Ego Setinggi Langit
Oleh: Mohamad Sobary
Kalah secara terhormat memang tetap kalah, tapi kita tak
kehilangan kehormatan. Ketika seorang cowboy terkemuka, “raja” di prairie
disergap dengan begitu mudah. Ia menjadi tak berdaya di tangan seorang yang
dianggapnya “pelonco” tak berarti di dalam kehidupan wild-wild west di Benua
Amerika.
Dia luka hati, dilecehkan, dan merasa dihina sehina-hinanya oleh
keadaan sehingga dia berpendapat lebih baik mati. Apalagi gunanya kebesaran,
jika dunia yang kejam ini membiarkannya dikalahkan seorang “pelancong” tak
bernama?
Ditilik dari bedilnya yang begitu mengilap, yang mengesankan baru
saja dipamerkan dalam parade senjata, mustahil dia orang penting dalam
percaturan hidup di daerah Barat yang “liar” itu.
Tak diragukan lagi. Dia bukan “jagoan” prairie, padang rumput
Benua Amerika yang menjunjung tinggi kekuatan otot dan kecepatan menarik
pelatuk senjata itu.
“Bunuh sajalah aku, malu rasanya Sens-ear dikalahkan oleh seorang
pelancong,” keluhnya dengan perasaan terhina. Tokoh yang dikiranya seorang
pelancong itu pun kaget bahwa orang yang dikalahkannya ini ternyata orang
dengan nama besar, yang membuat semua orang Indian merasa lebih baik
menghindari orang yang seolah bukan apa-apa ini. Namun, si tua ini Sens-er.

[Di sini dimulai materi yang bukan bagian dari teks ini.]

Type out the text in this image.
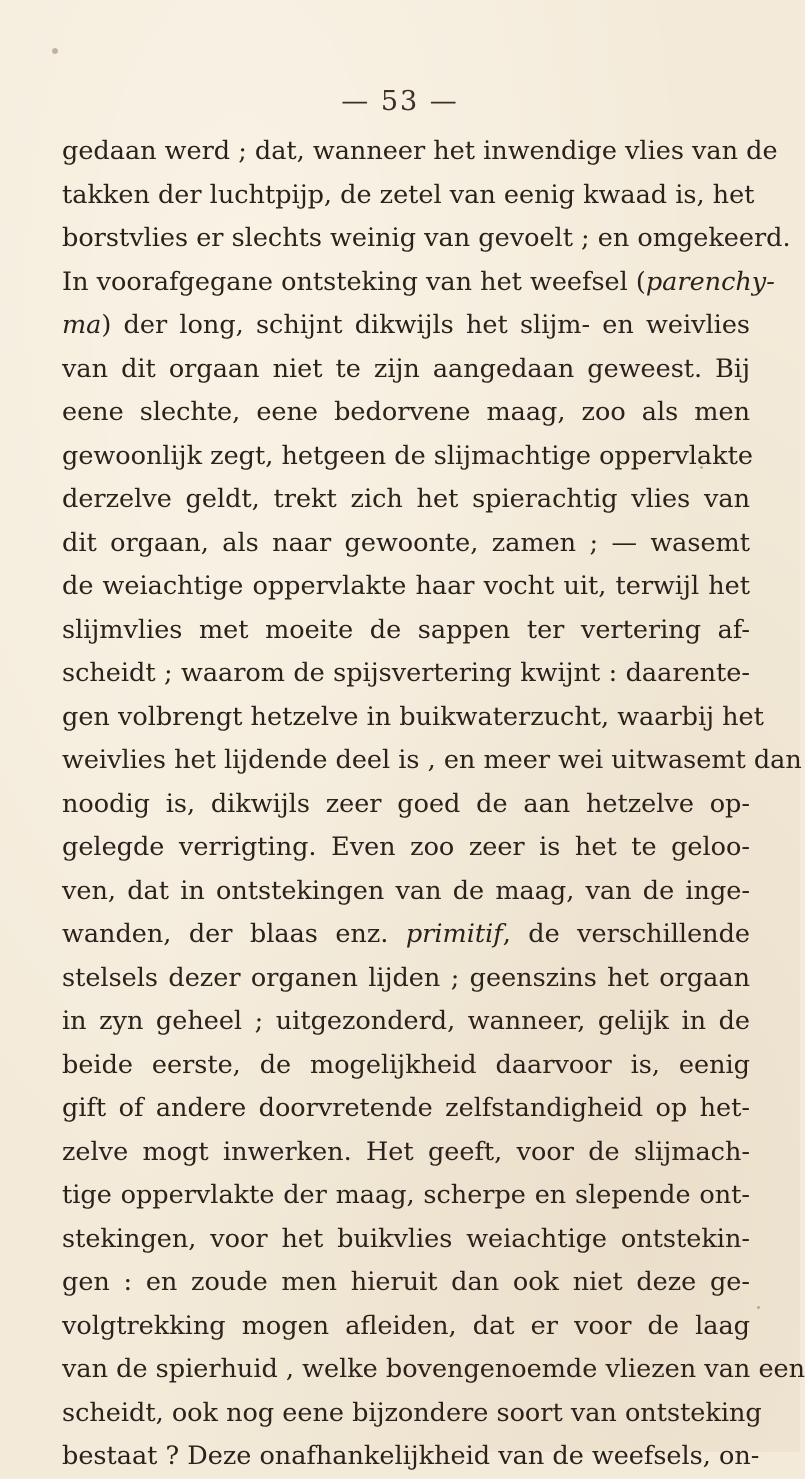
— 53 —
gedaan werd ; dat, wanneer het inwendige vlies van de
takken der luchtpijp, de zetel van eenig kwaad is, het
borstvlies er slechts weinig van gevoelt ; en omgekeerd.
In voorafgegane ontsteking van het weefsel (parenchy-
ma) der long, schijnt dikwijls het slijm- en weivlies
van dit orgaan niet te zijn aangedaan geweest. Bij
eene slechte, eene bedorvene maag, zoo als men
gewoonlijk zegt, hetgeen de slijmachtige oppervlakte
derzelve geldt, trekt zich het spierachtig vlies van
dit orgaan, als naar gewoonte, zamen ; — wasemt
de weiachtige oppervlakte haar vocht uit, terwijl het
slijmvlies met moeite de sappen ter vertering af-
scheidt ; waarom de spijsvertering kwijnt : daarente-
gen volbrengt hetzelve in buikwaterzucht, waarbij het
weivlies het lijdende deel is , en meer wei uitwasemt dan
noodig is, dikwijls zeer goed de aan hetzelve op-
gelegde verrigting. Even zoo zeer is het te geloo-
ven, dat in ontstekingen van de maag, van de inge-
wanden, der blaas enz. primitif, de verschillende
stelsels dezer organen lijden ; geenszins het orgaan
in zyn geheel ; uitgezonderd, wanneer, gelijk in de
beide eerste, de mogelijkheid daarvoor is, eenig
gift of andere doorvretende zelfstandigheid op het-
zelve mogt inwerken. Het geeft, voor de slijmach-
tige oppervlakte der maag, scherpe en slepende ont-
stekingen, voor het buikvlies weiachtige ontstekin-
gen : en zoude men hieruit dan ook niet deze ge-
volgtrekking mogen afleiden, dat er voor de laag
van de spierhuid , welke bovengenoemde vliezen van een
scheidt, ook nog eene bijzondere soort van ontsteking
bestaat ? Deze onafhankelijkheid van de weefsels, on-
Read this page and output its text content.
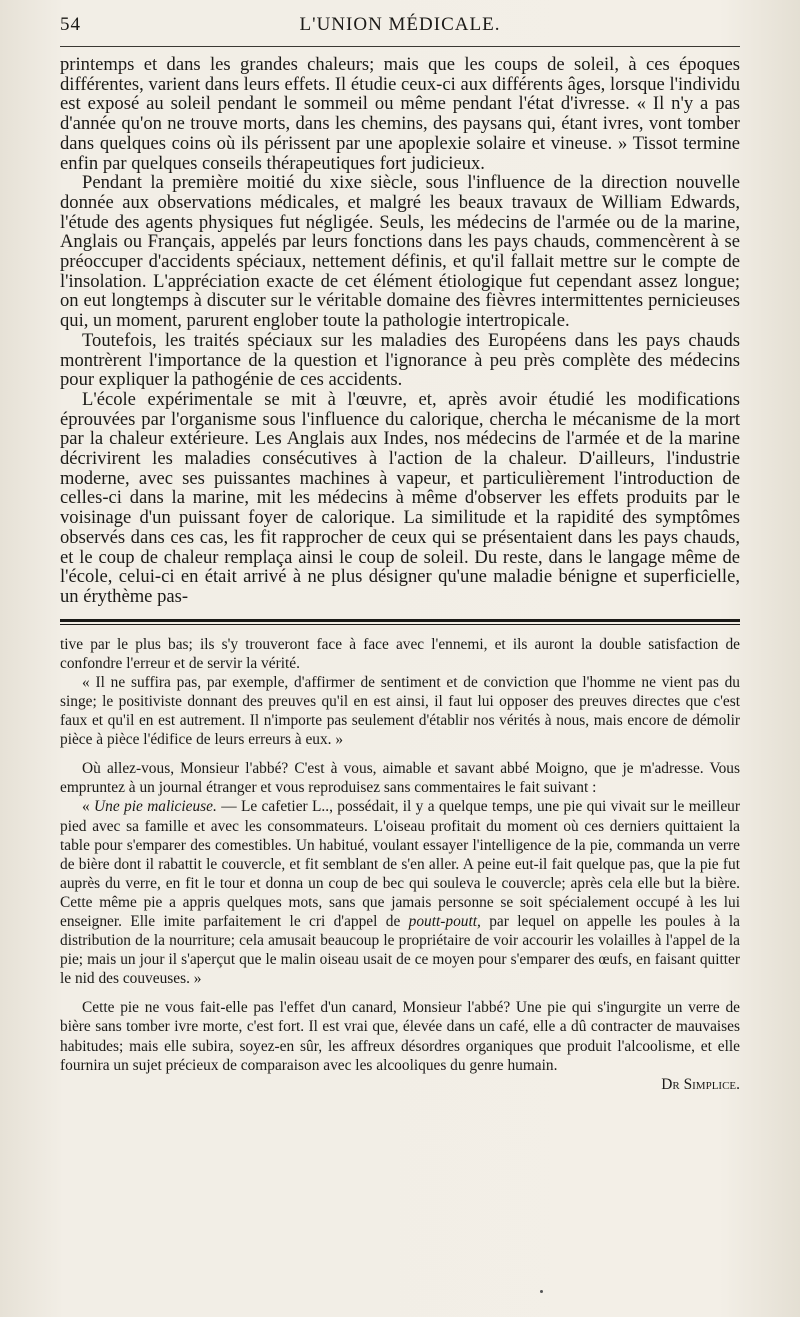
54	L'UNION MÉDICALE.

printemps et dans les grandes chaleurs; mais que les coups de soleil, à ces époques différentes, varient dans leurs effets. Il étudie ceux-ci aux différents âges, lorsque l'individu est exposé au soleil pendant le sommeil ou même pendant l'état d'ivresse. « Il n'y a pas d'année qu'on ne trouve morts, dans les chemins, des paysans qui, étant ivres, vont tomber dans quelques coins où ils périssent par une apoplexie solaire et vineuse. » Tissot termine enfin par quelques conseils thérapeutiques fort judicieux.

Pendant la première moitié du xixe siècle, sous l'influence de la direction nouvelle donnée aux observations médicales, et malgré les beaux travaux de William Edwards, l'étude des agents physiques fut négligée. Seuls, les médecins de l'armée ou de la marine, Anglais ou Français, appelés par leurs fonctions dans les pays chauds, commencèrent à se préoccuper d'accidents spéciaux, nettement définis, et qu'il fallait mettre sur le compte de l'insolation. L'appréciation exacte de cet élément étiologique fut cependant assez longue; on eut longtemps à discuter sur le véritable domaine des fièvres intermittentes pernicieuses qui, un moment, parurent englober toute la pathologie intertropicale.

Toutefois, les traités spéciaux sur les maladies des Européens dans les pays chauds montrèrent l'importance de la question et l'ignorance à peu près complète des médecins pour expliquer la pathogénie de ces accidents.

L'école expérimentale se mit à l'œuvre, et, après avoir étudié les modifications éprouvées par l'organisme sous l'influence du calorique, chercha le mécanisme de la mort par la chaleur extérieure. Les Anglais aux Indes, nos médecins de l'armée et de la marine décrivirent les maladies consécutives à l'action de la chaleur. D'ailleurs, l'industrie moderne, avec ses puissantes machines à vapeur, et particulièrement l'introduction de celles-ci dans la marine, mit les médecins à même d'observer les effets produits par le voisinage d'un puissant foyer de calorique. La similitude et la rapidité des symptômes observés dans ces cas, les fit rapprocher de ceux qui se présentaient dans les pays chauds, et le coup de chaleur remplaça ainsi le coup de soleil. Du reste, dans le langage même de l'école, celui-ci en était arrivé à ne plus désigner qu'une maladie bénigne et superficielle, un érythème pas-

tive par le plus bas; ils s'y trouveront face à face avec l'ennemi, et ils auront la double satisfaction de confondre l'erreur et de servir la vérité.

« Il ne suffira pas, par exemple, d'affirmer de sentiment et de conviction que l'homme ne vient pas du singe; le positiviste donnant des preuves qu'il en est ainsi, il faut lui opposer des preuves directes que c'est faux et qu'il en est autrement. Il n'importe pas seulement d'établir nos vérités à nous, mais encore de démolir pièce à pièce l'édifice de leurs erreurs à eux. »

Où allez-vous, Monsieur l'abbé? C'est à vous, aimable et savant abbé Moigno, que je m'adresse. Vous empruntez à un journal étranger et vous reproduisez sans commentaires le fait suivant :

« Une pie malicieuse. — Le cafetier L.., possédait, il y a quelque temps, une pie qui vivait sur le meilleur pied avec sa famille et avec les consommateurs. L'oiseau profitait du moment où ces derniers quittaient la table pour s'emparer des comestibles. Un habitué, voulant essayer l'intelligence de la pie, commanda un verre de bière dont il rabattit le couvercle, et fit semblant de s'en aller. A peine eut-il fait quelque pas, que la pie fut auprès du verre, en fit le tour et donna un coup de bec qui souleva le couvercle; après cela elle but la bière. Cette même pie a appris quelques mots, sans que jamais personne se soit spécialement occupé à les lui enseigner. Elle imite parfaitement le cri d'appel de poutt-poutt, par lequel on appelle les poules à la distribution de la nourriture; cela amusait beaucoup le propriétaire de voir accourir les volailles à l'appel de la pie; mais un jour il s'aperçut que le malin oiseau usait de ce moyen pour s'emparer des œufs, en faisant quitter le nid des couveuses. »

Cette pie ne vous fait-elle pas l'effet d'un canard, Monsieur l'abbé? Une pie qui s'ingurgite un verre de bière sans tomber ivre morte, c'est fort. Il est vrai que, élevée dans un café, elle a dû contracter de mauvaises habitudes; mais elle subira, soyez-en sûr, les affreux désordres organiques que produit l'alcoolisme, et elle fournira un sujet précieux de comparaison avec les alcooliques du genre humain.

Dr Simplice.
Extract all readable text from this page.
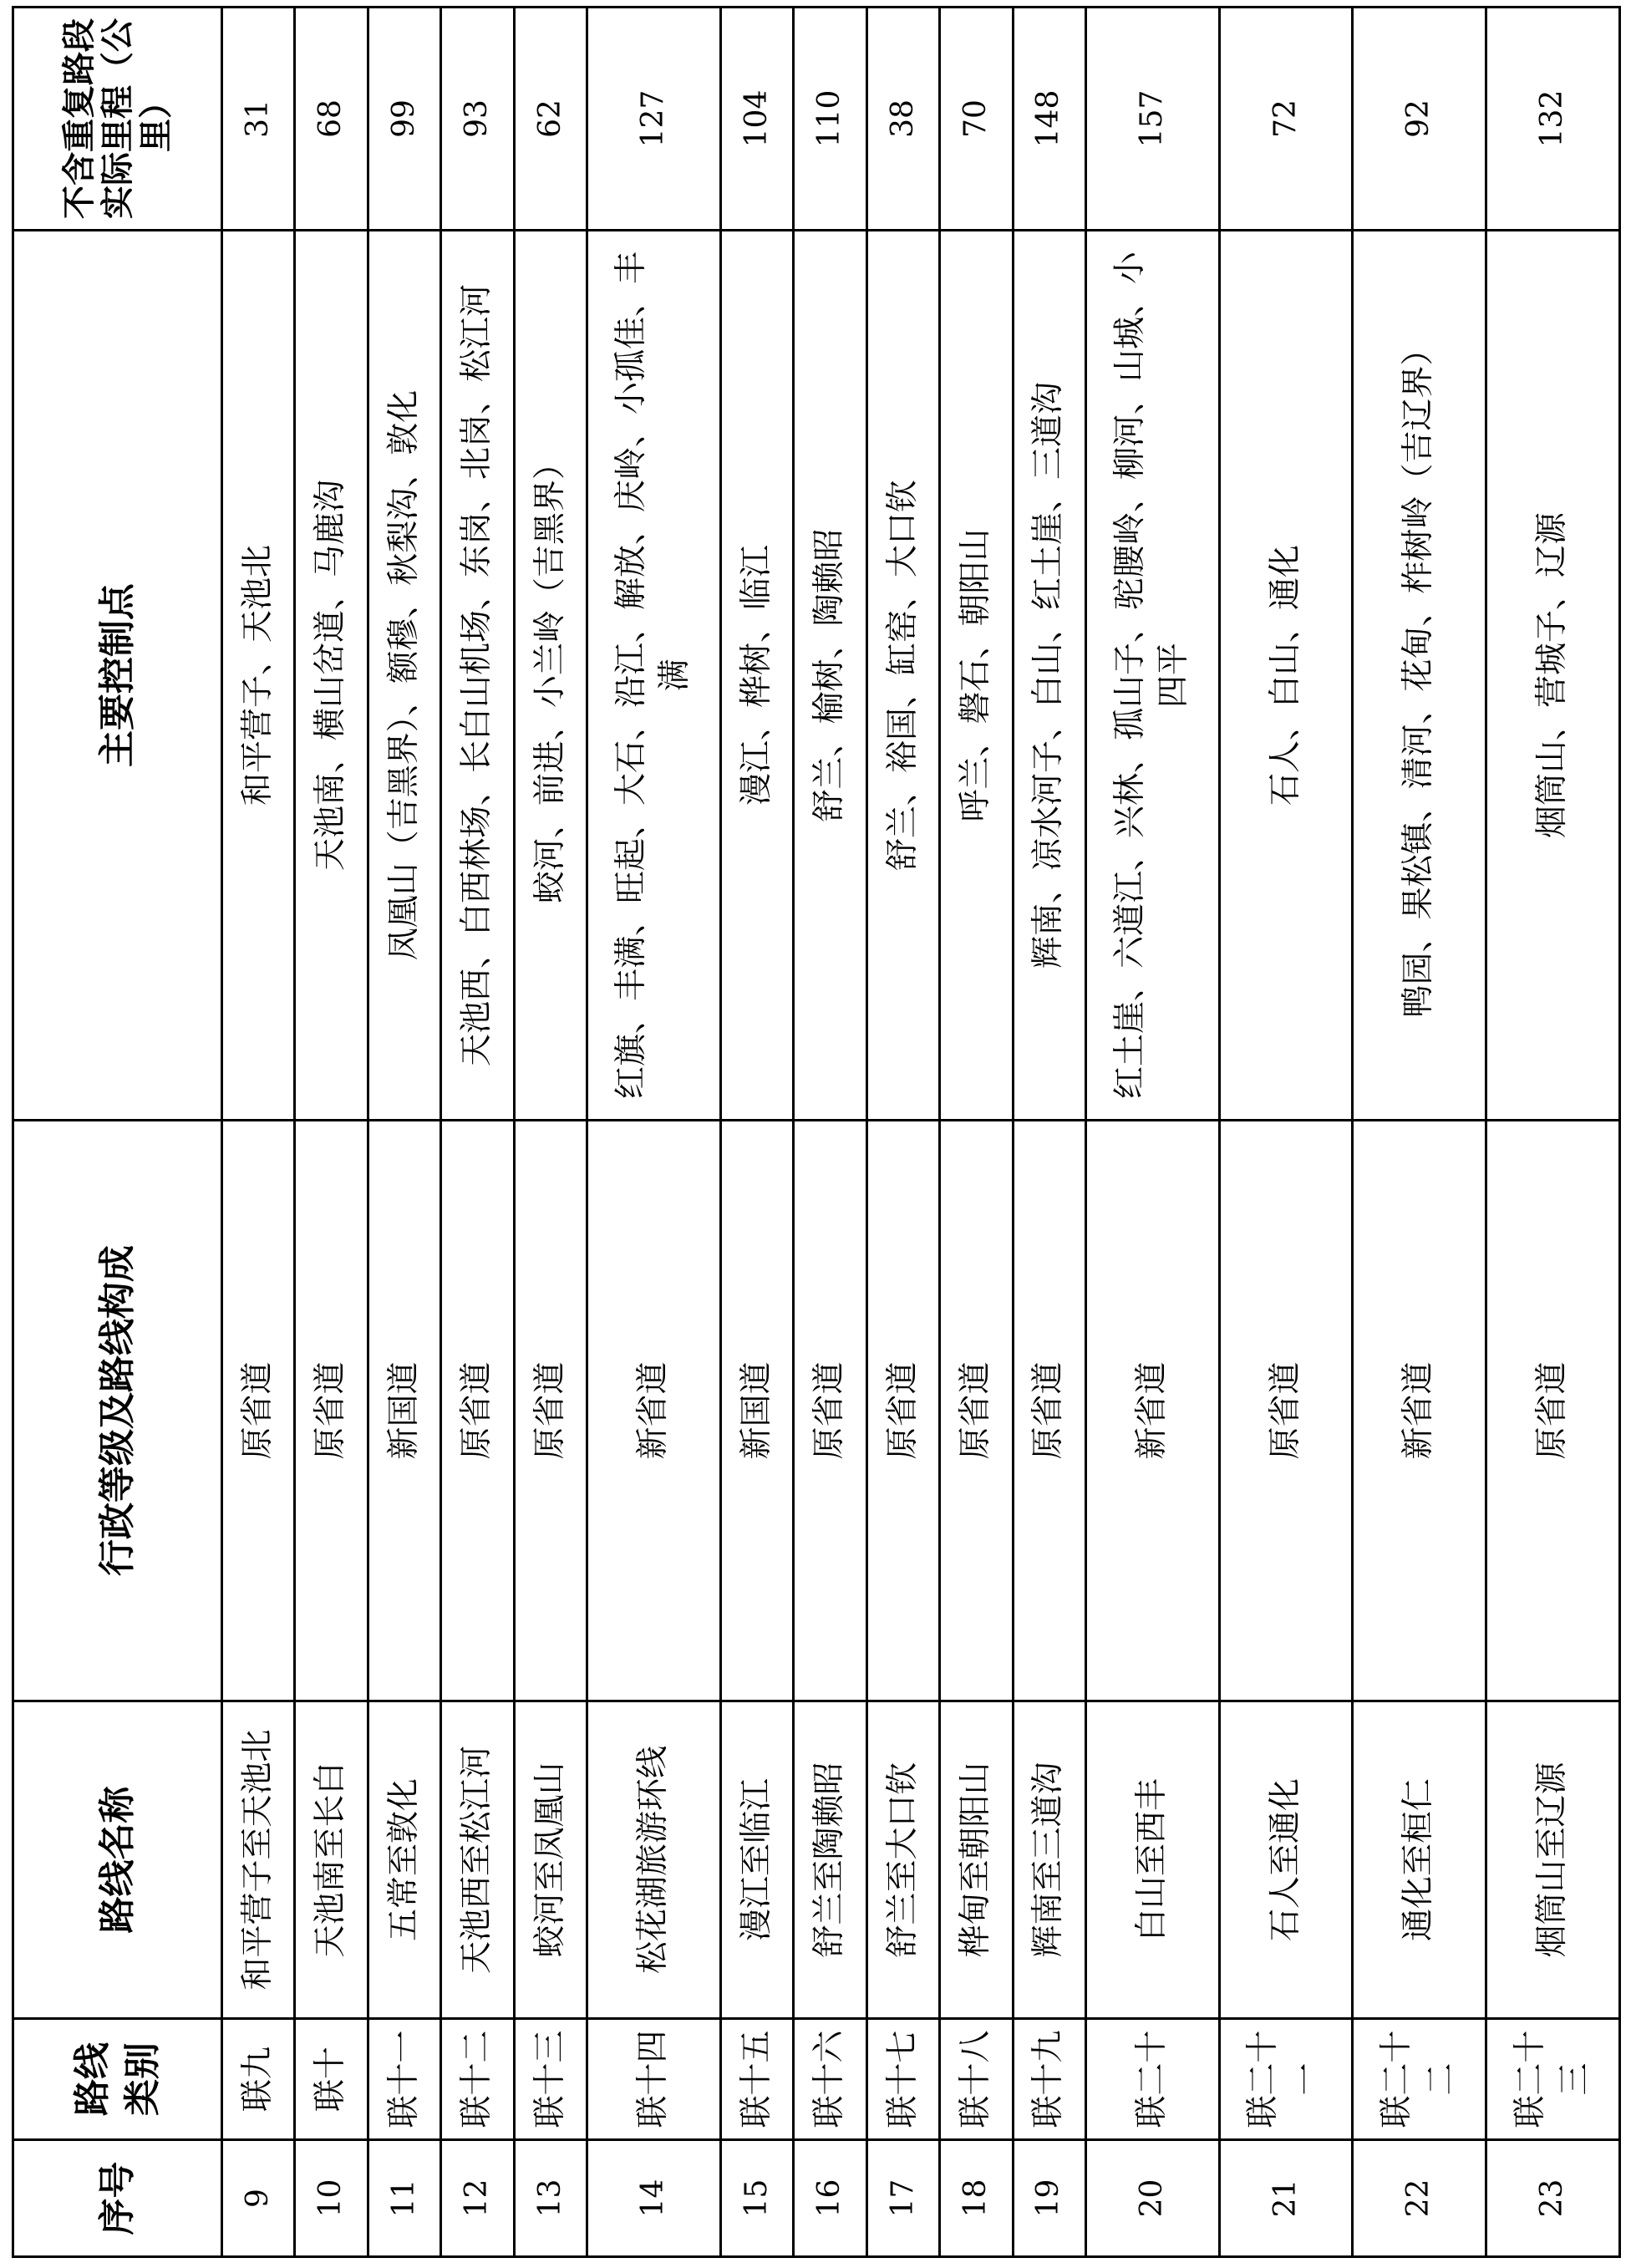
序号	路线类别	路线名称	行政等级及路线构成	主要控制点	不含重复路段实际里程（公里）
9	联九	和平营子至天池北	原省道	和平营子、天池北	31
10	联十	天池南至长白	原省道	天池南、横山岔道、马鹿沟	68
11	联十一	五常至敦化	新国道	凤凰山（吉黑界）、额穆、秋梨沟、敦化	99
12	联十二	天池西至松江河	原省道	天池西、白西林场、长白山机场、东岗、北岗、松江河	93
13	联十三	蛟河至凤凰山	原省道	蛟河、前进、小兰岭（吉黑界）	62
14	联十四	松花湖旅游环线	新省道	红旗、丰满、旺起、大石、沿江、解放、庆岭、小孤佳、丰满	127
15	联十五	漫江至临江	新国道	漫江、桦树、临江	104
16	联十六	舒兰至陶赖昭	原省道	舒兰、榆树、陶赖昭	110
17	联十七	舒兰至大口钦	原省道	舒兰、裕国、缸窑、大口钦	38
18	联十八	桦甸至朝阳山	原省道	呼兰、磐石、朝阳山	70
19	联十九	辉南至三道沟	原省道	辉南、凉水河子、白山、红土崖、三道沟	148
20	联二十	白山至西丰	新省道	红土崖、六道江、兴林、孤山子、驼腰岭、柳河、山城、小四平	157
21	联二十一	石人至通化	原省道	石人、白山、通化	72
22	联二十二	通化至桓仁	新省道	鸭园、果松镇、清河、花甸、柞树岭（吉辽界）	92
23	联二十三	烟筒山至辽源	原省道	烟筒山、营城子、辽源	132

Karena itu, si “pelancong” pun merasa iba. Dia menghibur musuhnya
dengan lemah lembut dan meyakinkan bahwa dia bukan sedang terhina dan dunia tak
sedang bersikap kejam kepadanya.
“Bagaimana tidak terhina kalau seorang Sens-er disergap begitu
mudahnya oleh orang yang bukan penduduk prairie?” jawabnya galak.
“Siapa bilang aku bukan penduduk prairie? Aku ini Old-Shatterhand”
“Apa? Kau mau memperbodoh aku? Mana bisa Old-Shatterhand semuda
ini?”
“Apa kau lupa bahwa sebutan 'old' tak selalu berarti tua dalam
usia?”
Begitu inti dialog dua tokoh besar dunia prairie, yang baru
bertemu secara tak terduga untuk pertama kalinya. Sebagaimana dikisahkan Karl
May dalam seri Winnetow Ketua Suku Apache.
Si tua yang namanya menggetarkan itu tertunduk, tapi bersyukur
yang mengalahkannya bukan sembarang orang. Old-Shatterhand pun tokoh besar,
bahkan sangat besar. Si Tua lalu mengaku kalah dengan rasa damai. Dia tak lagi
merasa malu karena kalah.
Mengakui kekalahan tak begitu mudah, meskipun kita juga sudah tahu
bahwa kita kalah. Ego kita sering setinggi langit, yang membuat kita enggan
merendah di depan orang lain. Lebih-lebih orang itu telah kita nilai lebih
rendah dan jelas lebih tak berarti daripada kita.
Buat orang yang hidupnya ibarat “menyembah” keangkuhan dan segenap
kekerasan, kata mengalah belum tercipta di dalam kamus hidupnya. Bagi
orang-orang yang mengesankan kesalehan yang tak terbantah pun hal itu masih
menjadi masalah besar, tak peduli bahwa kerjanya puasa, mengaji, dan rajin ke
tanah suci.
Kesalehan jenis ini rupanya tak menjadi jaminan. Ketika “ujian”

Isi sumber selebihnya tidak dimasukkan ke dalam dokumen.